It’s Happening As Fast As It Can:: Author: Harv
May 23rd, 2008It’s in the news daily now, oil (and gasoline) prices are hitting new highs and the whole world is concerned about it. Here in LaLa Land (Los Angeles) naysayers are lamenting that the City is dragging their feet about installing bike infrastructure and car drivers just won’t change their habits to seek alternate transportation. This may be true regarding the lack of infrastructure, but we are pressing on regardless. It is not true that the general public will not seek alternate transportation. It is happening as fast as it can.
Local Bike Shops that have hitherto catered to the spandex set who want the latest expensive carbon fiber 30 speed wonderbikes are ill prepared for the bicycle commuter revolution. Manufacturers are beginning to see the light, but it takes time for the supply pipeline to fill. New offerings include fully-equipped commuter bikes. Some made of steel, some single speed, but all simpler in design and meant for urban streets.

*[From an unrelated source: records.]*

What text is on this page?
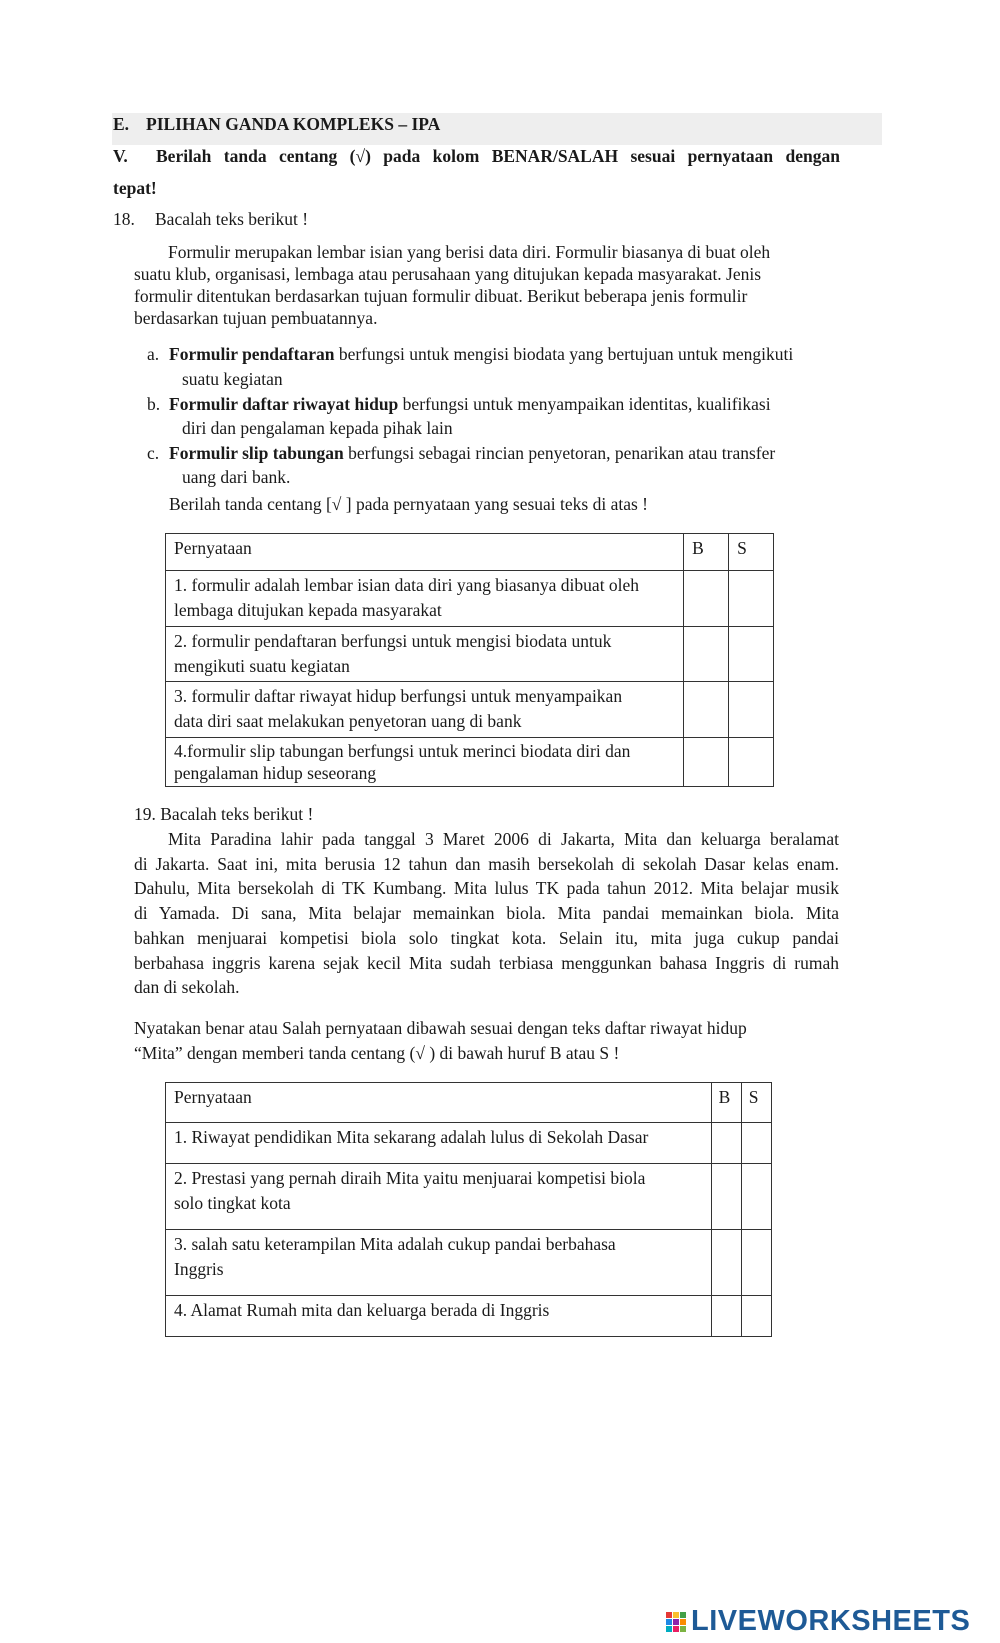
E. PILIHAN GANDA KOMPLEKS – IPA
V. Berilah tanda centang (√) pada kolom BENAR/SALAH sesuai pernyataan dengan
tepat!
18. Bacalah teks berikut !
Formulir merupakan lembar isian yang berisi data diri. Formulir biasanya di buat oleh
suatu klub, organisasi, lembaga atau perusahaan yang ditujukan kepada masyarakat. Jenis
formulir ditentukan berdasarkan tujuan formulir dibuat. Berikut beberapa jenis formulir
berdasarkan tujuan pembuatannya.
a. Formulir pendaftaran berfungsi untuk mengisi biodata yang bertujuan untuk mengikuti
suatu kegiatan
b. Formulir daftar riwayat hidup berfungsi untuk menyampaikan identitas, kualifikasi
diri dan pengalaman kepada pihak lain
c. Formulir slip tabungan berfungsi sebagai rincian penyetoran, penarikan atau transfer
uang dari bank.
Berilah tanda centang [√ ] pada pernyataan yang sesuai teks di atas !
Pernyataan	B	S

1. formulir adalah lembar isian data diri yang biasanya dibuat oleh
lembaga ditujukan kepada masyarakat		

2. formulir pendaftaran berfungsi untuk mengisi biodata untuk
mengikuti suatu kegiatan		

3. formulir daftar riwayat hidup berfungsi untuk menyampaikan
data diri saat melakukan penyetoran uang di bank		

4.formulir slip tabungan berfungsi untuk merinci biodata diri dan
pengalaman hidup seseorang		

19. Bacalah teks berikut !
Mita Paradina lahir pada tanggal 3 Maret 2006 di Jakarta, Mita dan keluarga beralamat
di Jakarta. Saat ini, mita berusia 12 tahun dan masih bersekolah di sekolah Dasar kelas enam.
Dahulu, Mita bersekolah di TK Kumbang. Mita lulus TK pada tahun 2012. Mita belajar musik
di Yamada. Di sana, Mita belajar memainkan biola. Mita pandai memainkan biola. Mita
bahkan menjuarai kompetisi biola solo tingkat kota. Selain itu, mita juga cukup pandai
berbahasa inggris karena sejak kecil Mita sudah terbiasa menggunkan bahasa Inggris di rumah
dan di sekolah.
Nyatakan benar atau Salah pernyataan dibawah sesuai dengan teks daftar riwayat hidup
“Mita” dengan memberi tanda centang (√ ) di bawah huruf B atau S !
Pernyataan	B	S

1. Riwayat pendidikan Mita sekarang adalah lulus di Sekolah Dasar		

2. Prestasi yang pernah diraih Mita yaitu menjuarai kompetisi biola
solo tingkat kota		

3. salah satu keterampilan Mita adalah cukup pandai berbahasa
Inggris		

4. Alamat Rumah mita dan keluarga berada di Inggris		

LIVEWORKSHEETS
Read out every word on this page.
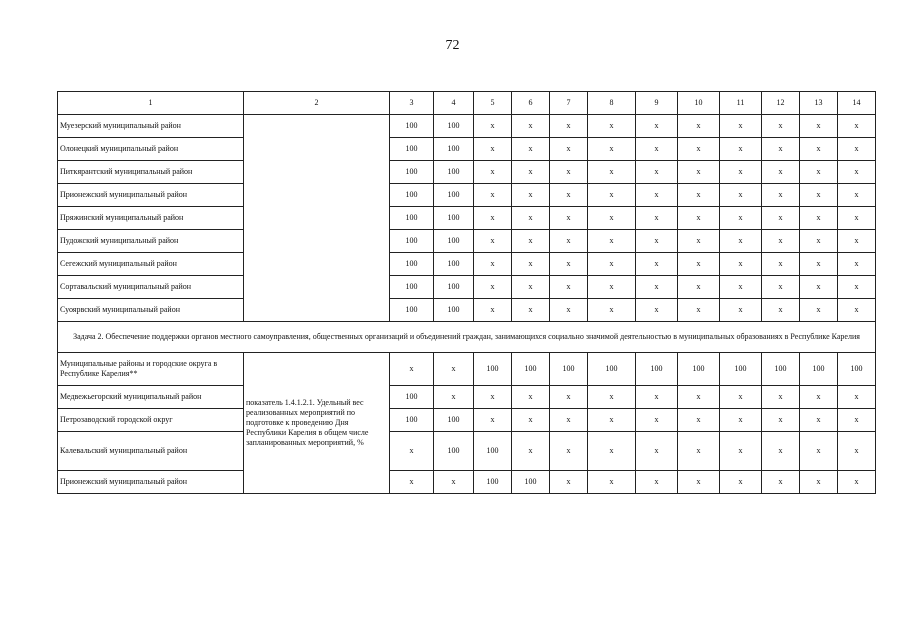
72
1	2	3	4	5	6	7	8	9	10	11	12	13	14
Муезерский муниципальный район		100	100	х	х	х	х	х	х	х	х	х	х
Олонецкий муниципальный район		100	100	х	х	х	х	х	х	х	х	х	х
Питкярантский муниципальный район		100	100	х	х	х	х	х	х	х	х	х	х
Прионежский муниципальный район		100	100	х	х	х	х	х	х	х	х	х	х
Пряжинский муниципальный район		100	100	х	х	х	х	х	х	х	х	х	х
Пудожский муниципальный район		100	100	х	х	х	х	х	х	х	х	х	х
Сегежский муниципальный район		100	100	х	х	х	х	х	х	х	х	х	х
Сортавальский муниципальный район		100	100	х	х	х	х	х	х	х	х	х	х
Суоярвский муниципальный район		100	100	х	х	х	х	х	х	х	х	х	х
Задача 2. Обеспечение поддержки органов местного самоуправления, общественных организаций и объединений граждан, занимающихся социально значимой деятельностью в муниципальных образованиях в Республике Карелия													
Муниципальные районы и городские округа в Республике Карелия**	показатель 1.4.1.2.1. Удельный вес реализованных мероприятий по подготовке к проведению Дня Республики Карелия в общем числе запланированных мероприятий, %	х	х	100	100	100	100	100	100	100	100	100	100
Медвежьегорский муниципальный район		100	х	х	х	х	х	х	х	х	х	х	х
Петрозаводский городской округ		100	100	х	х	х	х	х	х	х	х	х	х
Калевальский муниципальный район		х	100	100	х	х	х	х	х	х	х	х	х
Прионежский муниципальный район		х	х	100	100	х	х	х	х	х	х	х	х
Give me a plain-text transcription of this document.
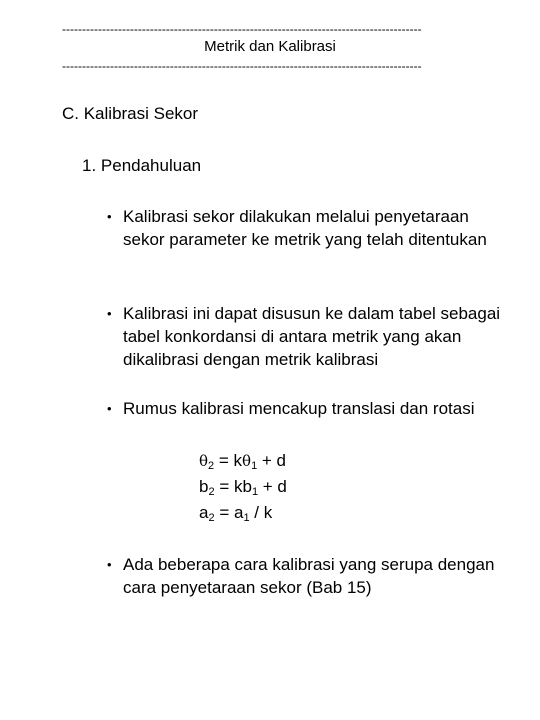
------------------------------------------------------------------------------------------
Metrik dan Kalibrasi
------------------------------------------------------------------------------------------
C. Kalibrasi Sekor
1. Pendahuluan
• Kalibrasi sekor dilakukan melalui penyetaraan sekor parameter ke metrik yang telah ditentukan
• Kalibrasi ini dapat disusun ke dalam tabel sebagai tabel konkordansi di antara metrik yang akan dikalibrasi dengan metrik kalibrasi
• Rumus kalibrasi mencakup translasi dan rotasi
$\theta_2 = k\theta_1 + d$
$b_2 = kb_1 + d$
$a_2 = a_1 / k$
• Ada beberapa cara kalibrasi yang serupa dengan cara penyetaraan sekor (Bab 15)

CLICK ON IMAGES TO ENLARGE
Slick tyres, chopped bars and a luggage rack make this Raleigh a Commuter
Here at the Bike Oven, we can barely keep up. The demand for bikes and repairs is overwhelming. People are digging up those ten-speeds and bringing them in for refurbishing (sometimes a daunting task) or conversion. But more often they want ready to ride bikes (we call them RTRs at the Oven). As fast as we can twirl the wrenches, we take the Sow’s Ear donated bikes and turn them into Silk Purses. The most popular and sought after bikes are the single speed road bike and urban commuter conversions. As a training exercise and during slow moments (rare!) we take suspensionless mountain bikes and convert them using parts that have been stripped from the hopeless cases that have been donated.
Once a mountain bike, this Schwinn Mirada now is a single speed road bike
We sell these bikes to raise cash to pay the rent. Usually just hours after an ad is placed on Craig’s List, our converted bike is sold. Typically, people walk in the door and announce that they want a bike to ride to work. Usually they go for something simple - a single speed or a slick-tyred, chopped bar mountain bike. They come in as couples wanting two bikes. As families with small children, as students, as urban hipsters, most in their twenties or thirties. For this demographic, the move away from car dependency is already happening.
Another mountain to commuter coversion, this one a Diamondback
We can advocate all we want and we will continue to do it. We can lean on our various Departments of Transportation, our Metro Authorities, our City Council, our Planning Committees, and our Traffic Commissions. It would be nice to get some positive response from these groups, but we are getting there anyway with and without their help. When confronted with a compelling problem, people will react with what seems to be the best solution for them. There are miles of paved streets in Los Angeles, many off of the main arteries that serve the crush of car traffic. It doesn’t take long to figure it all out. As word spreads about what kind of bike to ride, where to get it and where to ride it, our urban commuter numbers will increase and we will be accepted by the motoring public. It’s already happening, and this is just the beginning.